Luckily there are tools available, including software programs that can track leaves and eligibility across state laws. Some programs may generate notices and letters to employees with the correct notification information, based upon the applicable state regulation.
PUT IT IN WRITING
As companies sort through the details of the new leave regulations, it is the perfect opportunity to evaluate leave policies. For employers that have a more informal system that has relied on verbal notice, it is time to put policies and procedures in writing and to communicate them across the workforce. The old adage, "If it isn't in writing, it isn't!" seems to apply especially to coordinating and managing leaves.
"If you don't have leave policies in writing, you are opening the doors to a litigious environment. You not only need to have documented policies, but also your processes by which you are administering those policies need to be documented as well," explained Bryon E. Bass, vice president, absence management practice leader, for Sedgwick CMS.

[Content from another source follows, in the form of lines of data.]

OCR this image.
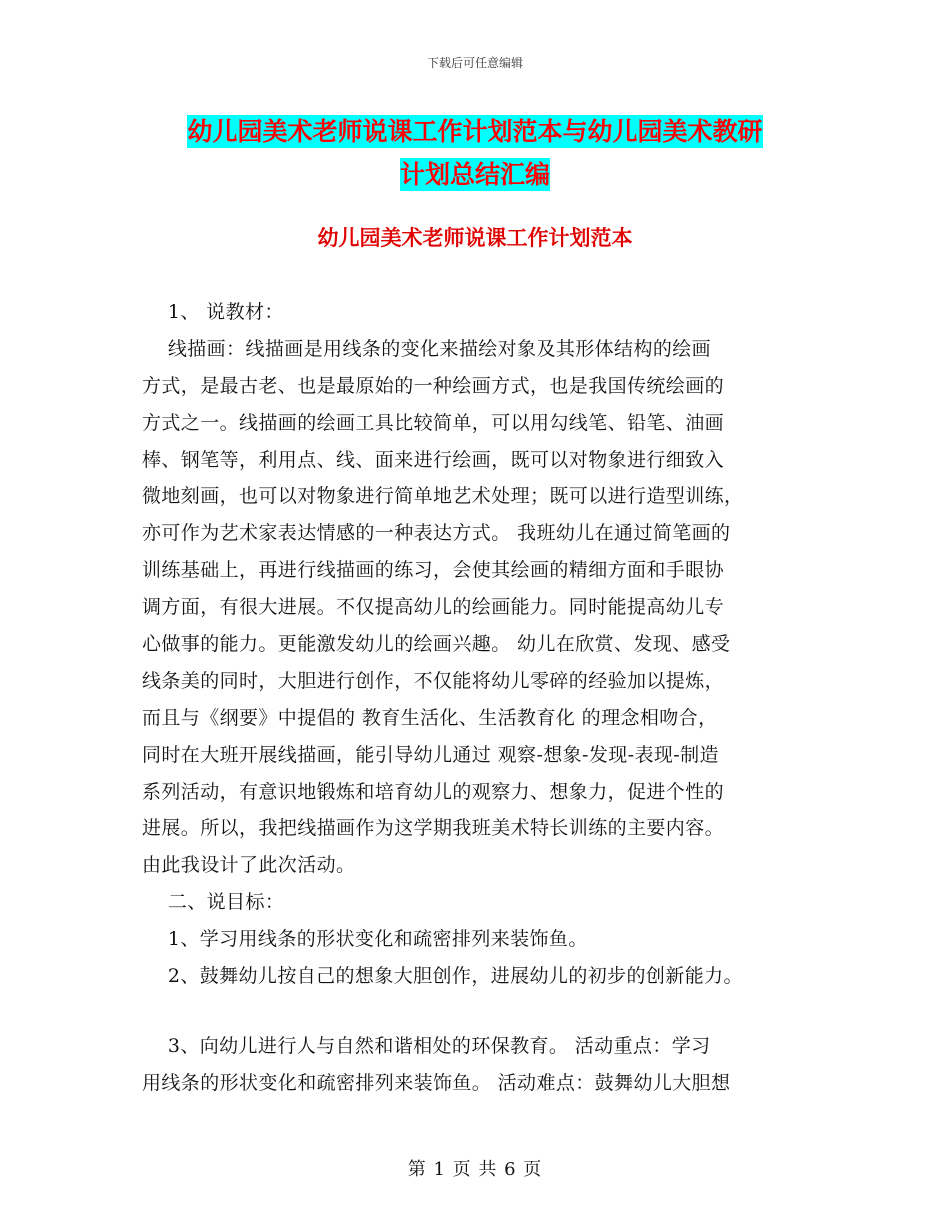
下载后可任意编辑
幼儿园美术老师说课工作计划范本与幼儿园美术教研
计划总结汇编
幼儿园美术老师说课工作计划范本
　 1、 说教材：
　 线描画：线描画是用线条的变化来描绘对象及其形体结构的绘画
方式，是最古老、也是最原始的一种绘画方式，也是我国传统绘画的
方式之一。线描画的绘画工具比较简单，可以用勾线笔、铅笔、油画
棒、钢笔等，利用点、线、面来进行绘画，既可以对物象进行细致入
微地刻画，也可以对物象进行简单地艺术处理；既可以进行造型训练，
亦可作为艺术家表达情感的一种表达方式。 我班幼儿在通过简笔画的
训练基础上，再进行线描画的练习，会使其绘画的精细方面和手眼协
调方面，有很大进展。不仅提高幼儿的绘画能力。同时能提高幼儿专
心做事的能力。更能激发幼儿的绘画兴趣。 幼儿在欣赏、发现、感受
线条美的同时，大胆进行创作，不仅能将幼儿零碎的经验加以提炼，
而且与《纲要》中提倡的 教育生活化、生活教育化 的理念相吻合，
同时在大班开展线描画，能引导幼儿通过 观察-想象-发现-表现-制造
系列活动，有意识地锻炼和培育幼儿的观察力、想象力，促进个性的
进展。所以，我把线描画作为这学期我班美术特长训练的主要内容。
由此我设计了此次活动。
　 二、说目标：
　 1、学习用线条的形状变化和疏密排列来装饰鱼。
　 2、鼓舞幼儿按自己的想象大胆创作，进展幼儿的初步的创新能力。
　 3、向幼儿进行人与自然和谐相处的环保教育。 活动重点：学习
用线条的形状变化和疏密排列来装饰鱼。 活动难点：鼓舞幼儿大胆想
第 1 页 共 6 页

"Documentation is important because if the Department of Labor or a state agency wants to conduct an audit, or in the unfortunate event of a lawsuit being filed against the employer, you can demonstrate that you treat all people alike," he said.
Further, with written policies and clearly established and communicated procedures, when an employee applies for a leave, there will be no question as to the steps to follow or the benefits that apply. Then, as the law allows, individuals will be able to take the necessary time off with the job protection that they need--while giving employers a way to manage absences.